First Week of Coding

This week, I split my time between learning more about Quantum Computation and actual coding for my project.

So far, I have taught my code how to create a single Qbit of definite state and build the single Qbit gates that are to operate on it. I have built into the gate classes the ability to represent themselves in different bases (right now I have only implemented the |0> |1> and |+> |-> bases). To see how this all works, let me show an example of me creating an XGate operating on a single Qbit of definite state |1> and then representing it in the |0> |1> basis:

In [2]: circuit = XGate(0)*Qbit(1)

In [3]: circuit
Out[3]: X(0)⋅|1>

In [5]: represent(circuit, ZBasisSet())
[1.0]
[ 0]

This is exactly what we would expect as the XGate acts in the same way as a classical NOT gate would, switching the Qbit from the state |0> to the state |1>. We can of course make the number of gates we apply more complicated, with a Gate having an X, Hadamard and Z gate applied to it in that order:

In [7]: circuit = ZGate(0)*HadamardGate(0)*XGate(0)*Qbit(1)

In [8]: circuit
Out[8]: Z(0)⋅H(0)⋅X(0)⋅|1>

In [9]: represent(circuit, ZBasisSet())
[ 0.707106781186547]
[-0.707106781186547]

A quick matrix multiplication confirms that this is the expected result.

In the future, I will want to make the 'represent' function output in the standard |ket> notation. Also, I will need to implement a simplify function which will make any obvious simplifications to the gates. To generalize these gates so they can operate on multiple Qbits, the code will need to take the Kronecker Product of the 2x2 matrix with several unity matrices. Also, I will want to create tests to automatically test the code.

Much of this week I spent reading through relevant resources.

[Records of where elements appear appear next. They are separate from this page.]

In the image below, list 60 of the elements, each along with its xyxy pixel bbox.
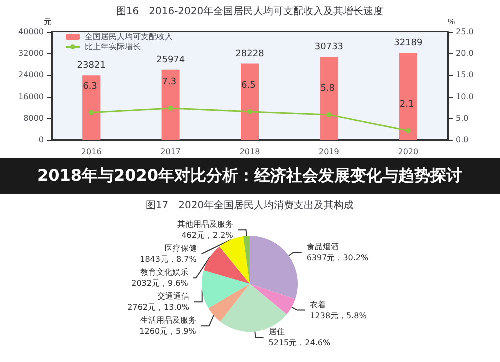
chart-title: 图16 2016-2020年全国居民人均可支配收入及其增长速度: [116, 6, 384, 18]
slice-label: 教育文化娱乐: [140, 268, 188, 278]
slice-label: 衣着: [310, 300, 326, 310]
chart-title: 图17 2020年全国居民人均消费支出及其构成: [146, 200, 354, 212]
point: [248, 109, 252, 114]
y2-tick-label: 20.0: [456, 49, 474, 58]
y-axis-title: 元: [44, 18, 52, 26]
slice-label: 医疗保健: [164, 244, 197, 254]
data-label: 2762元，13.0%: [128, 303, 190, 312]
data-label: 7.3: [162, 77, 177, 88]
text: 2018年与2020年对比分析：经济社会发展变化与趋势探讨: [0, 158, 500, 194]
y2-tick-label: 25.0: [456, 28, 474, 36]
x-tick-label: 2017: [160, 148, 181, 156]
legend-label: 全国居民人均可支配收入: [85, 32, 173, 42]
y2-tick-label: 15.0: [456, 70, 474, 80]
slice-label: 交通通信: [157, 292, 190, 302]
y2-tick-label: 10.0: [456, 92, 474, 102]
point: [406, 128, 411, 134]
x-tick-label: 2016: [81, 148, 102, 156]
data-label: 5215元，24.6%: [268, 338, 331, 348]
bar: [82, 76, 101, 140]
data-label: 1260元，5.9%: [140, 327, 197, 336]
y-tick-label: 40000: [18, 28, 44, 36]
x-tick-label: 2020: [398, 148, 419, 156]
data-label: 30733: [314, 42, 344, 53]
slice-label: 其他用品及服务: [177, 220, 234, 230]
data-label: 1238元，5.8%: [310, 311, 368, 320]
data-label: 5.8: [320, 84, 336, 94]
data-label: 2032元，9.6%: [132, 279, 189, 288]
slice-label: 居住: [268, 328, 285, 337]
data-label: 6.3: [83, 82, 98, 92]
slice-label: 食品烟酒: [306, 242, 339, 252]
data-label: 23821: [77, 61, 106, 72]
bar: [399, 53, 418, 140]
x-tick-label: 2018: [240, 148, 260, 156]
legend-label: 比上年实际增长: [85, 42, 141, 52]
point: [168, 106, 174, 111]
y-tick-label: 8000: [24, 114, 44, 123]
y2-axis-title: %: [448, 18, 456, 26]
y-tick-label: 32000: [18, 49, 44, 58]
data-label: 6397元，30.2%: [306, 253, 370, 262]
y-tick-label: 16000: [18, 92, 44, 102]
bar: [162, 70, 180, 140]
data-label: 28228: [236, 49, 265, 60]
data-label: 462元，2.2%: [182, 231, 234, 240]
y-tick-label: 0: [38, 136, 44, 144]
point: [326, 112, 332, 118]
data-label: 6.5: [242, 80, 256, 91]
y2-tick-label: 5.0: [456, 114, 469, 123]
data-label: 25974: [156, 55, 186, 66]
x-tick-label: 2019: [319, 148, 340, 156]
point: [89, 110, 94, 116]
data-label: 1843元，8.7%: [140, 255, 198, 264]
data-label: 2.1: [400, 100, 414, 110]
y-tick-label: 24000: [18, 70, 44, 80]
data-label: 32189: [394, 38, 423, 49]
bar: [320, 57, 338, 140]
bar: [241, 64, 259, 140]
slice-label: 生活用品及服务: [140, 316, 196, 326]
y2-tick-label: 0.0: [456, 136, 469, 144]
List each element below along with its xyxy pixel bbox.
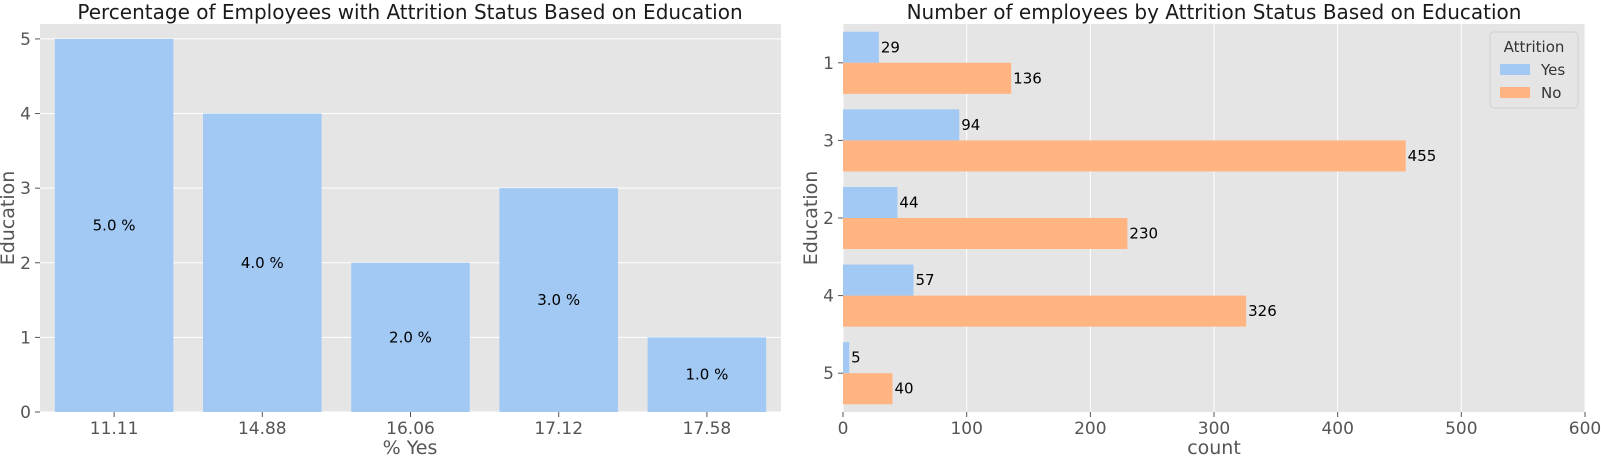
- bar-no: [843, 295, 1247, 327]
- bar-yes: [843, 186, 898, 218]
- bar-no: [843, 218, 1128, 250]
- y-axis-label: Education: [800, 171, 822, 266]
- bar: [54, 38, 174, 413]
- y-tick-label: 4: [823, 287, 834, 307]
- data-label: 57: [915, 271, 934, 289]
- chart-attrition-count: 29 136 94 455 44 230 57 326 5 40 1 3 2 4 5 0 100 200 300…: [800, 0, 1601, 459]
- data-label: 5.0 %: [93, 216, 136, 234]
- data-label: 230: [1129, 225, 1158, 243]
- x-axis-label: count: [1187, 437, 1241, 459]
- x-tick-label: 400: [1321, 419, 1353, 439]
- legend-title: Attrition: [1504, 38, 1565, 56]
- y-tick-label: 2: [823, 209, 834, 229]
- legend-swatch-yes: [1500, 64, 1530, 75]
- y-tick-label: 2: [20, 254, 31, 274]
- x-tick-label: 14.88: [238, 419, 287, 439]
- x-tick-label: 17.12: [534, 419, 583, 439]
- data-label: 136: [1013, 69, 1042, 87]
- x-tick-label: 200: [1074, 419, 1106, 439]
- legend-label-no: No: [1541, 84, 1561, 102]
- legend: Attrition Yes No: [1489, 31, 1579, 109]
- y-tick-label: 3: [823, 131, 834, 151]
- data-label: 1.0 %: [685, 366, 728, 384]
- data-label: 455: [1408, 147, 1437, 165]
- bar: [647, 337, 767, 412]
- x-tick-label: 300: [1198, 419, 1230, 439]
- legend-label-yes: Yes: [1540, 61, 1565, 79]
- y-tick-label: 1: [823, 54, 834, 74]
- bar-no: [843, 140, 1406, 172]
- bar: [203, 113, 322, 413]
- data-label: 326: [1248, 302, 1277, 320]
- data-label: 4.0 %: [241, 254, 284, 272]
- bar-yes: [843, 342, 850, 374]
- bar: [351, 262, 470, 412]
- data-label: 5: [851, 349, 861, 367]
- data-label: 40: [894, 380, 913, 398]
- y-tick-label: 5: [20, 30, 31, 50]
- bar-no: [843, 373, 893, 405]
- bar: [499, 188, 618, 412]
- bar-no: [843, 62, 1012, 94]
- y-tick-label: 0: [20, 403, 31, 423]
- x-tick-label: 0: [838, 419, 849, 439]
- y-tick-label: 4: [20, 105, 31, 125]
- x-tick-label: 16.06: [386, 419, 435, 439]
- x-axis-label: % Yes: [383, 437, 438, 459]
- chart-title: Number of employees by Attrition Status …: [907, 0, 1522, 24]
- y-tick-label: 3: [20, 179, 31, 199]
- x-tick-label: 600: [1569, 419, 1601, 439]
- bar-yes: [843, 264, 914, 296]
- data-label: 94: [961, 116, 980, 134]
- x-tick-label: 500: [1445, 419, 1477, 439]
- legend-swatch-no: [1500, 87, 1530, 98]
- x-tick-label: 11.11: [90, 419, 139, 439]
- x-tick-label: 100: [950, 419, 982, 439]
- bar-yes: [843, 109, 960, 141]
- chart-attrition-percentage: 5.0 % 4.0 % 2.0 % 3.0 % 1.0 % 0 1 2 3 4 5 11.11 14…: [0, 0, 781, 459]
- chart-title: Percentage of Employees with Attrition S…: [77, 0, 742, 24]
- y-tick-label: 1: [20, 328, 31, 348]
- y-tick-label: 5: [823, 364, 834, 384]
- data-label: 3.0 %: [537, 291, 580, 309]
- x-tick-label: 17.58: [683, 419, 732, 439]
- data-label: 29: [881, 38, 900, 56]
- bar-yes: [843, 31, 879, 63]
- y-axis-label: Education: [0, 171, 19, 266]
- data-label: 44: [899, 193, 918, 211]
- data-label: 2.0 %: [389, 328, 432, 346]
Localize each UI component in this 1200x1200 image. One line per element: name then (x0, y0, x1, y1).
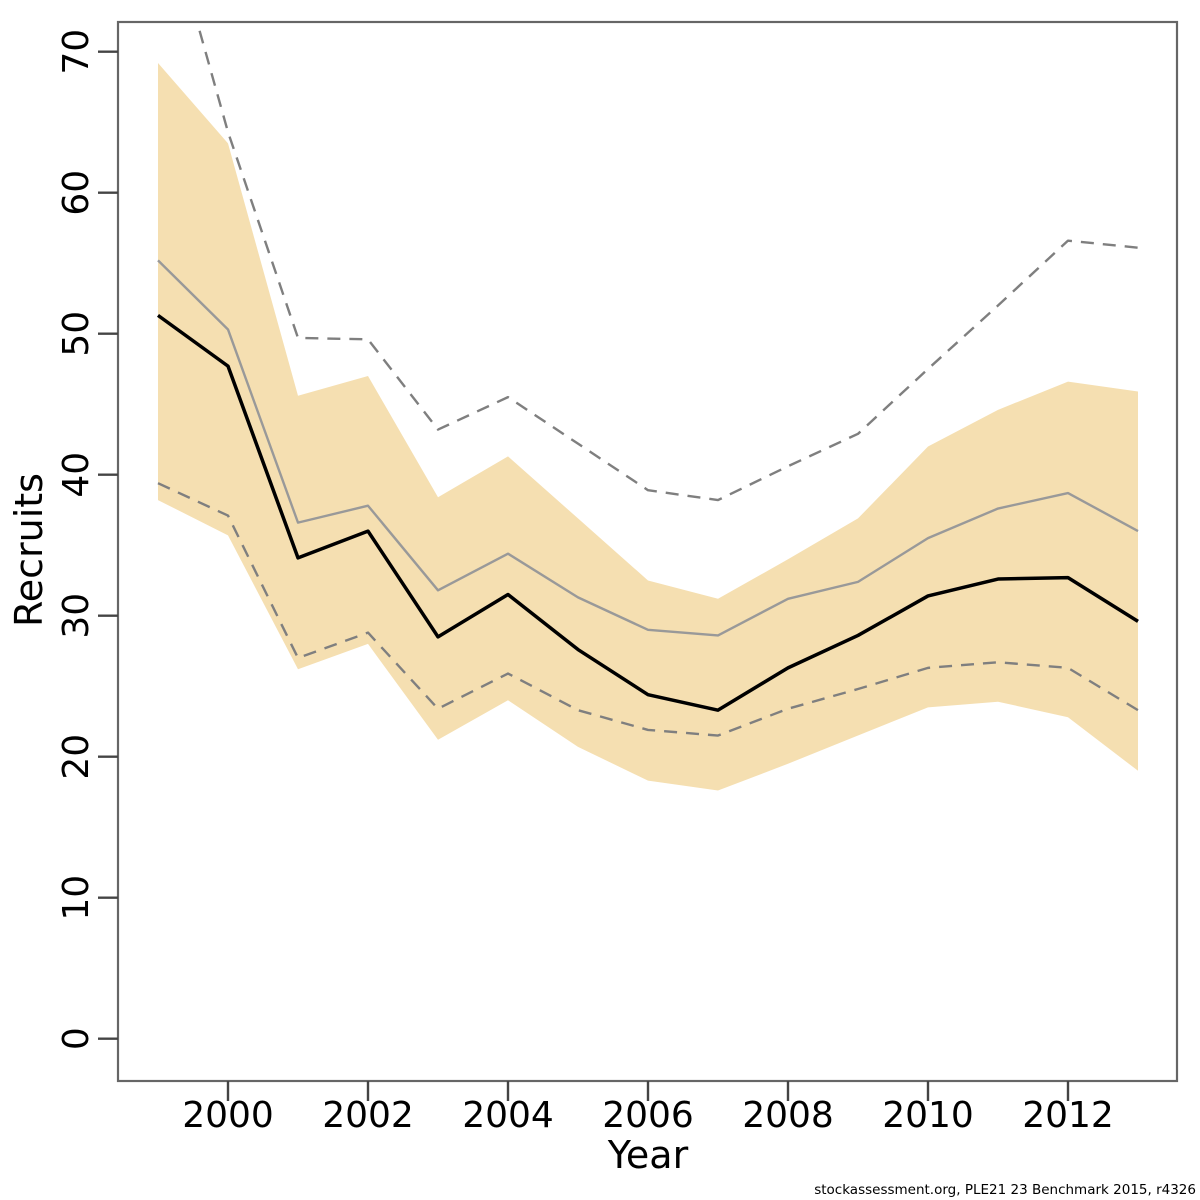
y-tick-label: 60 (56, 170, 97, 216)
y-tick-label: 0 (56, 1027, 97, 1050)
comparison-ci-upper-line (195, 22, 1139, 502)
x-tick-label: 2000 (182, 1095, 274, 1136)
x-tick-label: 2004 (462, 1095, 554, 1136)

I thoroughly read the first chapter of Mermin's book "Quantum Computer Science: An Introduction". This book introduces Quantum Computation by first discussing reversible classical gates (some not all that useful) and then generalizes these gates to quantum computation; the book goes through quite a few gate equivalences that I will want to teach the code to recognize.

I also started digging through a article describing the Solovay-Kitaev algorithm which allows an arbitrary single qbit operator to efficiently be approximated in terms of our set of universal gates; I will want to teach my code how to do this.

Plans

I just turned in my last take home final today and am ready to begin work on my GSoC project.

Over the summer, I plan to implement qubits and gates as objects, which will be contained within a Mul object that shows how and when to apply gate operations. Together, this Mul object will represent a quantum circuit operating on a set number of qubits; thus, a Mul object containing these gates will represent some quantum transformation, such as a Fourier Transform. In order to carry this out, each gate will have to keep track of which qubit(s) it will operate on.

The first step towards this general goal is the implementation of single qubit gates and the single qubit. This single qubit will need to be viewable in any observational basis. It is here that I will start my work.

I still have quite a few details to hammer out, but I look forward to starting this!

No Time for Title

This week is dead week at Poly, so I didn't get much time to work or think about my project.

Matt Curry (who has a GSoC project involving the creation of a general quantum mechanical framework in Sympy) and I did get an opportunity to discuss with Dr. Granger how our projects would fit together. Matt will design code that will keep track of the Hilbert space in which a quantum state lives. This may be of some use to my project as an n-qubit system lives in a Hilbert space which is the direct product of n l²(2) Hilbert spaces. His work will also allow states to be added, multiplied by scalers and negated--This will also be useful and will be a great addition to code that I do. I'm starting to gain respect for how object orientation makes code reuse easy.

Anyway, my last final is this Wednesday, so I should be able to start really working on my project soon!